Prevention of radiation-induced bone pathology through combined pharmacologic cytoprotection and angiogenic stimulation.

Pathologic fractures and associated non-unions arising in previously irradiated bone are severely debilitating diseases. Although radiation is known to have deleterious effects on healthy tissue cellularity and vascularity, no clinically accepted pharmacologic interventions currently exist to target these destructive mechanisms within osseous tissues. We utilized amifostine-a cellular radioprotectant-and deferoxamine-an angiogenic stimulant-to simultaneously target the cellular and vascular niches within irradiated bone in a rat model of mandibular fracture repair following irradiation. Rats treated with combined therapy were compared to those undergoing treatment with singular amifostine or deferoxamine therapy, nontreated/irradiated animals (XFx) and non-treated/non-irradiated animals (Fx). 3D angiographic modeling, histology, Bone Mineral Density Distribution and mechanical metrics were utilized to assess therapeutic efficacy.

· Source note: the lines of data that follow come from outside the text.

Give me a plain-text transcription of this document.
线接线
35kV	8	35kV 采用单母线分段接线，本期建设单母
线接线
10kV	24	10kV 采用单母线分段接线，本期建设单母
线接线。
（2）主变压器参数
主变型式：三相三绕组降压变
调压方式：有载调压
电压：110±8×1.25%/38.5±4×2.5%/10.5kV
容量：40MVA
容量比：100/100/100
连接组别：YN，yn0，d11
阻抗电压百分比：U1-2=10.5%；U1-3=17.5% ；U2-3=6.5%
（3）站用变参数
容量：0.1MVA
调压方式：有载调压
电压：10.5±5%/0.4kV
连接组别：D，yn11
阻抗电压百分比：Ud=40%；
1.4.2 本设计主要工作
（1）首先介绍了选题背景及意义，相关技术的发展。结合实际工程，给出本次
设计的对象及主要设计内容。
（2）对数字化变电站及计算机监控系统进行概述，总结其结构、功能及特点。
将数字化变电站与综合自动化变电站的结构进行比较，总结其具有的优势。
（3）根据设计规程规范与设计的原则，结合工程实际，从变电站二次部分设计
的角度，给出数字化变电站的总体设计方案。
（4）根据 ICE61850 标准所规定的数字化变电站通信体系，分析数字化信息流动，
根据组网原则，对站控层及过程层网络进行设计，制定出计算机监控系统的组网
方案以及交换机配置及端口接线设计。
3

We observed diminished metrics for all outcomes when comparing XFx to Fx alone, indicating the damaging effects of radiation. Across all outcomes, only the combined treatment group improved upon XFx levels, normalized all metrics to Fx levels, and was consistently as good as, or superior to the other treatment options (p<0.05). Collectively, our data demonstrate that pharmacologically targeting the cellular and vascular environments within irradiated bone prevents bone injury and enhances fracture healing.